Le système carcéral libanais incarne l’échec d’un État à respecter les droits humains les plus élémentaires. Dans un contexte de crises économiques et politiques, les prisons du pays fonctionnent comme des espaces de punition pure, ignorant les principes fondamentaux du travail social, tels que la dignité, la réhabilitation et l’empowerment. Les cellules surpeuplées de Roumié ou de Tripoli, conçues pour une dizaine de détenus, en entassent jusqu’à trente, violant la théorie de Maslow sur les besoins physiologiques et sécuritaires.
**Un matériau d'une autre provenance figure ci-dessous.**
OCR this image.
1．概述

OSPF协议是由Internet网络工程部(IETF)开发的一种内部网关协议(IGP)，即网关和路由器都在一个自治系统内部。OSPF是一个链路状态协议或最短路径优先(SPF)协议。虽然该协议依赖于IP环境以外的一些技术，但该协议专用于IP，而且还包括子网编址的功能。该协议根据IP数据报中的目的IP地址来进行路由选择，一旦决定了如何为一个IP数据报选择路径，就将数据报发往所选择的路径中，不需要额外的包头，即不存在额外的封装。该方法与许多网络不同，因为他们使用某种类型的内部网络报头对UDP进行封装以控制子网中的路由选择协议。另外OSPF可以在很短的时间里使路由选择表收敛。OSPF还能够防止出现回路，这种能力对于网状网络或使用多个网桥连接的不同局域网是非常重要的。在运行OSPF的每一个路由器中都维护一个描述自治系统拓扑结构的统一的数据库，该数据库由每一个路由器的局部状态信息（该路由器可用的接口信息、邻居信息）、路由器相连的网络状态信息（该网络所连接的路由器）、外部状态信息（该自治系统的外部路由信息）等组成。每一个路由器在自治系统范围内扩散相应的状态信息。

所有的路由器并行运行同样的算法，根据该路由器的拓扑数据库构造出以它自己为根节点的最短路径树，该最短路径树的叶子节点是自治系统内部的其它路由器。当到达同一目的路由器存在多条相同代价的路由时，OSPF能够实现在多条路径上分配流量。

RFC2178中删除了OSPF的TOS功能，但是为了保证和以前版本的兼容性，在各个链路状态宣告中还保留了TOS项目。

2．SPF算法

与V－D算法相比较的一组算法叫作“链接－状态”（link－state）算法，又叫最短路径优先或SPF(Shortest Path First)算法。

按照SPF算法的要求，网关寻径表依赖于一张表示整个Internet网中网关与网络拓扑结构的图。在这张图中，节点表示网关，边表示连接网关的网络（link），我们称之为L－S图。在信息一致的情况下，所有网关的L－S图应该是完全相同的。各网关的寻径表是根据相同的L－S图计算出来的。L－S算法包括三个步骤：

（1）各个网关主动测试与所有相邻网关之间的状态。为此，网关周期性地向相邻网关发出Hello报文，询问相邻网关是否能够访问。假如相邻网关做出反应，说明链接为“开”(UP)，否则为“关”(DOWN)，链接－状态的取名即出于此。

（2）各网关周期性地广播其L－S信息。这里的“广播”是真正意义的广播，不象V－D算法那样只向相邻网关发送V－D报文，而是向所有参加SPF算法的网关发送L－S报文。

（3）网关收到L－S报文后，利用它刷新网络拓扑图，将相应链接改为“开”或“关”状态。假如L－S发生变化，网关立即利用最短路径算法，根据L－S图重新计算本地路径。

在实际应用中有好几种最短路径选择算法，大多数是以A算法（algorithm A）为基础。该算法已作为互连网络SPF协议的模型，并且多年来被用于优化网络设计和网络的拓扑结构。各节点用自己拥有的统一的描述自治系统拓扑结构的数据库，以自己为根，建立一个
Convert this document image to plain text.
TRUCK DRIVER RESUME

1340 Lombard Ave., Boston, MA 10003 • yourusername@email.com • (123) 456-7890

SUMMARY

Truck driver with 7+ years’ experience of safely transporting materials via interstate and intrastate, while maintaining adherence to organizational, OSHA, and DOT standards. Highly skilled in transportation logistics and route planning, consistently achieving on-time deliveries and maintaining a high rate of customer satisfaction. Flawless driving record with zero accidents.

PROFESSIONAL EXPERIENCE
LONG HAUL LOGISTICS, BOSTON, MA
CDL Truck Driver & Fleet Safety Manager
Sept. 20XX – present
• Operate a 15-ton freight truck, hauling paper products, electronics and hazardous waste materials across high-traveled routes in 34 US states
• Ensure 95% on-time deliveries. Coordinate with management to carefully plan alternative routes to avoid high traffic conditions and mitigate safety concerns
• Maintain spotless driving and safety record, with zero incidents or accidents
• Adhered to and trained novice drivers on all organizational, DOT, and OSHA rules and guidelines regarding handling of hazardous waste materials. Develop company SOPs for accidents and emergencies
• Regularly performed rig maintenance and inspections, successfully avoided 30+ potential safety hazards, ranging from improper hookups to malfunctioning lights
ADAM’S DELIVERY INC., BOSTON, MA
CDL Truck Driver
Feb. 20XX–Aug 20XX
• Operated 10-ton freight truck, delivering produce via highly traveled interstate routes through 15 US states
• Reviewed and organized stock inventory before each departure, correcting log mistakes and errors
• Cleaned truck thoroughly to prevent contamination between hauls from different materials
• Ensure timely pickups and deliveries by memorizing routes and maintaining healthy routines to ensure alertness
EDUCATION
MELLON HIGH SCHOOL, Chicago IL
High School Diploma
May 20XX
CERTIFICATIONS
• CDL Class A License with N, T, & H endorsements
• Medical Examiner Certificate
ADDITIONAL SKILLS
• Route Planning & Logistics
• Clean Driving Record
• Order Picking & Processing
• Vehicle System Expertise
Sans accès à l’eau potable, à une nourriture saine ou à un espace minimal pour dormir, les détenus survivent dans un état de stress permanent, loin de toute possibilité de reconstruction personnelle.
La négligence envers la santé mentale des prisonniers illustre un mépris total pour le « trauma-informed care », une approche prônée par Judith Herman. Les détenus, souvent victimes de violences policières ou de tortures, sont abandonnés à leur détresse. Isolés au cachot lors de crises psychotiques ou privés de médicaments essentiels, ils développent des troubles post-traumatiques aggravés par l’indifférence du système. Un ancien gardien de la prison de Zahlé raconte : « On leur donne des sédatifs pour les faire taire, pas pour les soigner. »
Cette logique punitive, contraire à toute éthique du travail social, perpétue un cycle de souffrance et de récidive.
La détention provisoire, qui concerne près de 85 % des prisonniers, révèle l’écart entre la réalité libanaise et les théories de la justice réparatrice défendues par Howard Zehr. Des centaines de personnes, accusées de délits mineurs comme le vol de nourriture ou l’endettement, croupissent pendant des années sans jugement. Leur incarcération ne sert ni la réparation des préjudices ni la réinsertion sociale, mais alimente un sentiment d’injustice et de désespoir.
La corruption systémique aggrave ces inégalités. Les familles pauvres doivent soudoyer les gardiens pour offrir à leurs proches un minimum de dignité : un matelas, des médicaments ou une visite mensuelle. Cette économie parallèle, documentée par des ONG locales, creuse le fossé entre détenus riches et pauvres, violant le principe d’équité au cœur du travail social. Les plus vulnérables, souvent incarcérés pour des crimes de survie, subissent une double peine : celle de l’enfermement et celle de l’oubli.
Les théories structuralistes et écosystémiques mettent en lumière l’urgence d’une réforme globale. Les prisons libanaises ne sont pas isolées : elles reflètent les fractures d’une société où la pauvreté est criminalisée et où l’accès à la justice dépend de la richesse.
Le Liban se trouve à un carrefour : continuer à utiliser ses prisons comme des dépotoirs humains ou embrasser les principes du travail social pour transformer ces espaces en lieux de réhabilitation. Comme l’écrivait Jane Addams, « une société se juge à la façon dont elle traite ses prisonniers ». La réforme carcérale n’est pas une question technique, mais un impératif moral et le premier pas vers une justice véritablement humaine.